Dans son rapport intitulé Buscando vida (chercher un moyen de survivre), HRW met en lumière le blocus pétrolier imposé par les États-Unis depuis janvier, qui exacerbe déjà la crise énergétique à Cuba. Selon l'organisation, cette situation entraîne d'importantes coupures d'électricité, des pénuries d'eau et un ralentissement des services publics.
« Cela perturbe presque tous les aspects de la vie quotidienne », souligne le rapport, en ajoutant que « la détérioration des conditions de vie pousse de nombreux Cubains à lutter chaque jour pour leur survie ».
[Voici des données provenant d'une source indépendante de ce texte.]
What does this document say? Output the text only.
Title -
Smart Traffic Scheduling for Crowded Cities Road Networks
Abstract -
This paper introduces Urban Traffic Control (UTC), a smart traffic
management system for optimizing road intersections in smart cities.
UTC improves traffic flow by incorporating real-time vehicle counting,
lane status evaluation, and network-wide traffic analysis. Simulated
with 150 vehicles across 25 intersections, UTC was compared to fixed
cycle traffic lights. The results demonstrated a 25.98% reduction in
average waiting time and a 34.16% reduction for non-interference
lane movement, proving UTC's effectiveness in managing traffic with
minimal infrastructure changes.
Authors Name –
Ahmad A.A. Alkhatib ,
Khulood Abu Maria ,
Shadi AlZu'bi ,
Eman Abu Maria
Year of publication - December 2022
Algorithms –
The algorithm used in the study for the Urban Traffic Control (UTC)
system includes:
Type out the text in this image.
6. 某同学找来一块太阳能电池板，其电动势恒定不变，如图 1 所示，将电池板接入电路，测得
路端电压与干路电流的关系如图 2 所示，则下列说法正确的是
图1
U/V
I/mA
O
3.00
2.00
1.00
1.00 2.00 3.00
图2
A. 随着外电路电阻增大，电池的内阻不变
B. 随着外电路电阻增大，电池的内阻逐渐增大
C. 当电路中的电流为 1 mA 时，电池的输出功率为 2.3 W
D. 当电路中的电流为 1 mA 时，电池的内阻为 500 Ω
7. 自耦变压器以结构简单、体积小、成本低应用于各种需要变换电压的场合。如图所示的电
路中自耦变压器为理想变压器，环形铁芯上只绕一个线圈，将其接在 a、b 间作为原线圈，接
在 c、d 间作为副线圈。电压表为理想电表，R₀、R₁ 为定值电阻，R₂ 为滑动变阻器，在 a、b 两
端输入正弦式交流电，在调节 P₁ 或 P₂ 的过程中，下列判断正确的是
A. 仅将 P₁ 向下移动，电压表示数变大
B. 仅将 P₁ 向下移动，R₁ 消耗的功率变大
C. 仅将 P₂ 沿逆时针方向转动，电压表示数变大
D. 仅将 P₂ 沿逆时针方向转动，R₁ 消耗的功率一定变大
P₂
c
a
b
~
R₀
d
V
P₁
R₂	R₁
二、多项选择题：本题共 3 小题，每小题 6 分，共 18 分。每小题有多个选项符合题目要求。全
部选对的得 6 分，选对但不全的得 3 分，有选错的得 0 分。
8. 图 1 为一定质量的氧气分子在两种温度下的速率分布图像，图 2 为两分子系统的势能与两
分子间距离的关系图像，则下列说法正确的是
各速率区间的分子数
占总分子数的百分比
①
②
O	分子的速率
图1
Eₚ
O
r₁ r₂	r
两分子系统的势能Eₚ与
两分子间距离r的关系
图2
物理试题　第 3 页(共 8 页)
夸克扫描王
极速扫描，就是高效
Nombreux sont les Cubains à se lever chaque matin avec le sentiment de « buscar vida ». Entre l'attente du retour de l'électricité et de l'eau, beaucoup s'efforcent d'obtenir de la nourriture, des revenus ou des médicaments. Ce témoignage émane d'un chercheur de HRW qui, lors d'un récent voyage sur l'île, a interrogé plusieurs dizaines d'habitants.
Parallèlement, HRW souligne la répression des voix discordantes. « Dans des conditions de vie déjà difficiles, les Cubains sont privés de la liberté d'exprimer leur mécontentement. Le gouvernement emprisonne ceux qui osent parler », affirme l'organisation, qui estime à environ 800 le nombre de prisonniers politiques sur l'île communiste.
Juanita Goebertus, directrice pour les Amériques chez HRW, déclare : « Ni la politique du gouvernement cubain ni celle de l'administration américaine ne devraient se faire au détriment des Cubains ordinaires, qui peinent déjà à se procurer des denrées alimentaires ou des médicaments essentiels, ni de leur droit à exprimer librement leurs conditions de vie ».
Elle conclut en appelant les deux gouvernements à changer de cap « avant que davantage de vies ne soient mises en danger par une crise à la fois prévisible et évitable ».